On the other hand, I was a teacher too. I worked for seven years as a kindergarten instructor in NYC. Then we moved to NJ to be closer to my parents and I had my second son. I was commuting on a good day 45 minutes – on a bad day up to two hours. I could not take the stress of it.
I have not had an opportunity in ten years to become appointed. I subbed for a while – but there was no respect from other teachers, the kids, parents or administrators. It started getting to me. Right now, about the best I can do is teaching online.
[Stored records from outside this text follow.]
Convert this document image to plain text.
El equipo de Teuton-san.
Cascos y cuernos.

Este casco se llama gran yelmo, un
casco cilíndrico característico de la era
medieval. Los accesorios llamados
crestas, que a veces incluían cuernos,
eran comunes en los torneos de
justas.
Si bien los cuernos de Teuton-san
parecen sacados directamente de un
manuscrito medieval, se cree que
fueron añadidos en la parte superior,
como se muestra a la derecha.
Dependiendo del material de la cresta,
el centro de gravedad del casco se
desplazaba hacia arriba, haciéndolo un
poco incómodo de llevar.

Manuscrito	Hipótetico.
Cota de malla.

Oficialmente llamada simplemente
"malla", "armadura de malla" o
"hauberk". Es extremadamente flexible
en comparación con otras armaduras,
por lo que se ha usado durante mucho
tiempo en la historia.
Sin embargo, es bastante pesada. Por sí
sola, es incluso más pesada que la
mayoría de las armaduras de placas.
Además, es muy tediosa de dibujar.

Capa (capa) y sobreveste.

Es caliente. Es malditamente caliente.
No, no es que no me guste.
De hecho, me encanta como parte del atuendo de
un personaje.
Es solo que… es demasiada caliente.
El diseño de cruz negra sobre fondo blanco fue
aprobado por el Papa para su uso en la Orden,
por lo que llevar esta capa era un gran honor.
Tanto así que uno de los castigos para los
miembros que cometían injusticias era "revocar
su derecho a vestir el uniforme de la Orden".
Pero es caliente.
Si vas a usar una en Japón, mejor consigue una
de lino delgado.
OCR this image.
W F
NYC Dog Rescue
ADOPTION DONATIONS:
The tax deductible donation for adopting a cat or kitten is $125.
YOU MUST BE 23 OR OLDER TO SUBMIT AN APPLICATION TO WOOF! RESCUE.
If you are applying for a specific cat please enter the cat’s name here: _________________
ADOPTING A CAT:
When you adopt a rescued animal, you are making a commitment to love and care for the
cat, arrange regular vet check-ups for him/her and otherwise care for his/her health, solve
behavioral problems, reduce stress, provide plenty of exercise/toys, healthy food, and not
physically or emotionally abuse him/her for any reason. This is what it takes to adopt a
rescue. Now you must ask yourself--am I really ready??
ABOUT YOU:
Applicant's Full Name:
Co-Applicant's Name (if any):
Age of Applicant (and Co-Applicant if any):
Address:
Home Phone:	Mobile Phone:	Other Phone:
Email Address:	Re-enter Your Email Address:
I hold onto this because I do care about education and learning.
CaileighChandler
June 22nd, 2012
3:19 pm
to me, you are mrs. kohanim, my ninth grade english teacher. the first one who actually wanted me to learn the material–to get it–not just memorize it and forget it after the school year. you pushed me, to learn, to grow, to better myself. you played the devil’s advocate in debate to push me on what i truly believed and supported, where i stood on issues. up until your class, writing was a chore that cramped my hand and nothing more. you taught me to write what i know, who i am, what i believe and the world around me because without heart and a person behind the writing, why does it matter? you taught me that i have a voice–to be used, expressed, and heard–and that was something no teacher had ever shown me before. up until you mrs. kohanim, i felt like just another student whose papers and name would be thrown away at the end of the year. so many times i walked by teachers in the hallway who couldn’t even remember my face, let alone my name, but you remembered my name, and you smiled every time i said hey. you mrs. kohanim, inspired me to be more than a statistic, more than just a test score. you have me a beautiful outlet to express myself and to find who i am. all because you cared about me, not just the “education.” so please please don’t think that everything you’ve done has been for not, because you truly did impact my life mrs. kohanim, and i could never thank you enough!